GitHub has launched a new project, the Secure Code Game, aimed at helping developers avoid typical programming vulnerabilities. The tutorial, which forms part of the GitHub Skills training, consists of five levels, each offering code templates with vulnerabilities, which developers must detect before moving on to the next level. The focus of the game is on general measures for secure code, rather than specific techniques of the version control platform. It is intended to help developers keep security in mind from the early stages of development.
The Secure Code Game repository currently contains five code templates, written in either Python or C, with varying levels of difficulty. One exercise involves an e-shop hack that enables users to order a TV without payment, while others relate to database exploits and encrypted passwords. The GitHub Skills training is primarily aimed at introducing developers to the GitHub platform and its tools; however, the Secure Code Game focuses specifically on promoting secure code.
To ensure that the fixed code is not only safe but also functional, the game incorporates files for unit testing. The repository also provides a quick guide on how to complete the exercises, with a button that sets up a fresh repository for registered GitHub users, which can be public or private, but with limitations on the use of GitHub Actions for private repositories.
Exercises can be completed either locally in an IDE or source code editor or via GitHub Codespaces. GitHub also recommends the in-house security analysis engine CodeQL for three of the exercises. Full details of the Secure Code Game can be found on the GitHub blog, along with the code and installation instructions in the associated repository.

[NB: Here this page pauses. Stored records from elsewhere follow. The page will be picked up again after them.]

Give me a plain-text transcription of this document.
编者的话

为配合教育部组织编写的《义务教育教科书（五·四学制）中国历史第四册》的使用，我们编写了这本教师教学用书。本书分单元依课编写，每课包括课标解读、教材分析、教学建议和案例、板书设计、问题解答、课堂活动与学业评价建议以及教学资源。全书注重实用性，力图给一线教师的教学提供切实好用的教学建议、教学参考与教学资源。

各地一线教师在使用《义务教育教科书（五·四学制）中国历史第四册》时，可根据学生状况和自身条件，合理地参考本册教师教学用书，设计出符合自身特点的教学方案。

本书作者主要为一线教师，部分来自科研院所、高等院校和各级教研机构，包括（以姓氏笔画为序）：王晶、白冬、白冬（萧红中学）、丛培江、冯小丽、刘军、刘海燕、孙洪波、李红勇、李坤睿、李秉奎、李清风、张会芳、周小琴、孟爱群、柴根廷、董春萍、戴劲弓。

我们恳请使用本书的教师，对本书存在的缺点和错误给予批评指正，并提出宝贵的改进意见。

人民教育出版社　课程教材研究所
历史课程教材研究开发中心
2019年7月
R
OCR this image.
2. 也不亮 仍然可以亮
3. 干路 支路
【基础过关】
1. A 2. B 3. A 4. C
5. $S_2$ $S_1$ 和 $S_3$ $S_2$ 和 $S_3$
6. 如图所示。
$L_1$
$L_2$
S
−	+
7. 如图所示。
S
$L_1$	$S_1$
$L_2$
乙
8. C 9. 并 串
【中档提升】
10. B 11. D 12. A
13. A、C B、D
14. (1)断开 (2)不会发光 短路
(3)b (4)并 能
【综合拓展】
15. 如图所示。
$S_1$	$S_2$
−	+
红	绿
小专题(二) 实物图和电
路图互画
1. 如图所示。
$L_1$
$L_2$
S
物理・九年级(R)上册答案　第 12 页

The GitHub Skills training is part of a range of initiatives aimed at promoting secure development practice. The 2023 heise devSec conference on secure software development, taking place on September 12th and 13th in Karlsruhe, aims to focus on the importance of secure software in the development process. A call for proposals for lectures and workshops is open until March 31st, while an online theme day on the subject of 2FA (multi-factor authentication) will take place on May 16th.